Ce n’est pas un pur hasard si toutes ces prises de parole commencent au pied de cette statue du Soldat inconnu nègre érigée à la mémoire des habitants tombés au champ d’honneur. En effet, incapables de comprendre « cette chiennerie de la guerre » (Ibid 2013 : 12) dans « cet endroit, qui semble-t-il, n’as pas de nom bien défini, dont nul ne connaît les couleurs du ciel ni les odeurs de la terre » (Ibid 2013 : 13) et « terrassés par un chagrin sans bornes » à la perte de leurs proches, les survivants cherchent à comprendre ce qui s’est vraiment passé « là-bas ». Ils se mettent « à déplorer, à convoquer [les] âmes errantes, à exiger des pluies bienfaisantes du carême et du grand hivernage un inénarrable d’explications. » (Ibid 2013 : 13). Cette édification étrange et étrangère à la culture créole serait le dernier recours pour comprendre cette affaire des blancs, cette guerre qui a emporté leurs enfants.
C’est le cas de Man Hortense qui a perdu son fils unique à la bataille de la Marne. Elle qui sait « mieux parler aux animaux et aux plantes qu’aux humains » (Ibid 2013 : 13) a pourtant interrogé vainement le vent et les divers éléments de la nature dans l’espoir de comprendre cette mort qui aux dits de tous valait mieux « que de la perdre à cause d’une méchante gangrène suite à une blessure au coutelas ou d’une congestion comme c’était le cas de nombre de coupeurs de canne dès lors qu’ils avaient enjambé la cinquantaine » (Ibid 2013 : 26). De là se met en place un dispositif de communication entre la statue et la mère inconsolable. La Statue « saurait me comprendre. Elle me raconterait les batailles, les coups de fusils et de canon, les chars d’assaut et les avions » (Ibid 2013 : 35). À ce premier échange succèdent les différentes prises de parole des personnages du roman. La statue du Soldat inconnu nègre devient le destinataire privilégié de cette première prise de parole usurpée à l’Histoire et dérangeante dans son refus d’accepter le discours officiel d’un patriotisme qui sonne faux dans la bouche des officiels de Grand-Anse.
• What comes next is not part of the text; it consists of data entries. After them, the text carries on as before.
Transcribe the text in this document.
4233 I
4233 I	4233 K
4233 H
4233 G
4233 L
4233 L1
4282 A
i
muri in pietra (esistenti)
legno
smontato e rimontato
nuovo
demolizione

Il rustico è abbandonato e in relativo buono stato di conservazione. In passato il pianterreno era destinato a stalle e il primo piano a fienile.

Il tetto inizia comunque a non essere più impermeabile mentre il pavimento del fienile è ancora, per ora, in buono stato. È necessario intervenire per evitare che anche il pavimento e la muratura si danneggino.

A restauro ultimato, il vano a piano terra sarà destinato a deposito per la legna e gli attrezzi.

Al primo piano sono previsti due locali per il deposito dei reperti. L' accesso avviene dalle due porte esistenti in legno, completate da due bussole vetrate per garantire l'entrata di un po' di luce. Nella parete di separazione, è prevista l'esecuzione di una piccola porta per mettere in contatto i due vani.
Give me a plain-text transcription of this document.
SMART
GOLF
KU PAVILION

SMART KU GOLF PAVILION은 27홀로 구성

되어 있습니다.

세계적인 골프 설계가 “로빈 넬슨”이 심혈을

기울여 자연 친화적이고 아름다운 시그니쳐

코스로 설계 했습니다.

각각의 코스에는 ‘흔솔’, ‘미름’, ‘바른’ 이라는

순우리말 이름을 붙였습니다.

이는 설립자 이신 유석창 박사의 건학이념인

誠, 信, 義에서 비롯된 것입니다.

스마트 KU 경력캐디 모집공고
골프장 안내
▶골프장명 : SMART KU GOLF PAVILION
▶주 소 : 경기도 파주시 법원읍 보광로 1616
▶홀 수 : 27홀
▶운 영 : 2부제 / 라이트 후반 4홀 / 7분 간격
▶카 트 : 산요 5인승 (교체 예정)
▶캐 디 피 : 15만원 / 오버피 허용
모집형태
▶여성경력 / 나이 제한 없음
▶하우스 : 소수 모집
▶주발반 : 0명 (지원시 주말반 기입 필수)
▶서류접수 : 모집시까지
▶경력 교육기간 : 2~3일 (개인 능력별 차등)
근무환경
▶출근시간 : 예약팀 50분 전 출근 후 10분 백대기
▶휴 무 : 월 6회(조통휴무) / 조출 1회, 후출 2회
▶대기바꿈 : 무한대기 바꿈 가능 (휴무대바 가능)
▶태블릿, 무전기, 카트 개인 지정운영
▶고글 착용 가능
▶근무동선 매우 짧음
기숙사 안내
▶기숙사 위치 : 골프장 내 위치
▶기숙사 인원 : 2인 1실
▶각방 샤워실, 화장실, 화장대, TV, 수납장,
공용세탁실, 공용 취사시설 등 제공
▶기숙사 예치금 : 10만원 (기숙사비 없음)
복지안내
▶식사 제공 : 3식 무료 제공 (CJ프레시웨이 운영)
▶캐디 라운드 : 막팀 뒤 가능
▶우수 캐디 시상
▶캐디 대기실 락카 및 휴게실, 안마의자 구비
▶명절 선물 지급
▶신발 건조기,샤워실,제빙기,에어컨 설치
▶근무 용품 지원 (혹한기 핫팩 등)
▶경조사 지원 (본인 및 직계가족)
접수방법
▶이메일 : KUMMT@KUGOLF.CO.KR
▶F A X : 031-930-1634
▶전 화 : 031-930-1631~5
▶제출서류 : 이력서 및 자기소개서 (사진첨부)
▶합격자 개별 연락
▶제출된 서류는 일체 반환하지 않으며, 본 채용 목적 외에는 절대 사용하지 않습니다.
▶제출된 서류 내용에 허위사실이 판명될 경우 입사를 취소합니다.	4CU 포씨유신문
Par ailleurs, la statue du Soldat inconnu nègre est emblématique de tous les modes commémoratifs de la guerre à Grand-Anse. Non seulement elle se distingue par sa couleur « noire » (Ibid 2013 : 35) mais elle « est la seule et unique du pays. Partout ailleurs, on a préféré installer un ange blanc, tenant à bout de bras une torche comme pour éclairer les noms des jeunes gens tombés au front » (Ibid 2013 : 21). Dans l’En-ville, « d’ailleurs, plus personne ne semblait se soucier de cette guerre que d’aucuns appelaient cavalièrement “14-18’’, et les héros martiniquais qui y avaient participé n’intéressaient pas grand-monde » (Ibid 2013 : 34). Indéniablement, c’est la commune de Grand-Anse qui choisit de rendre hommage à ses combattants dont elle se souvient encore.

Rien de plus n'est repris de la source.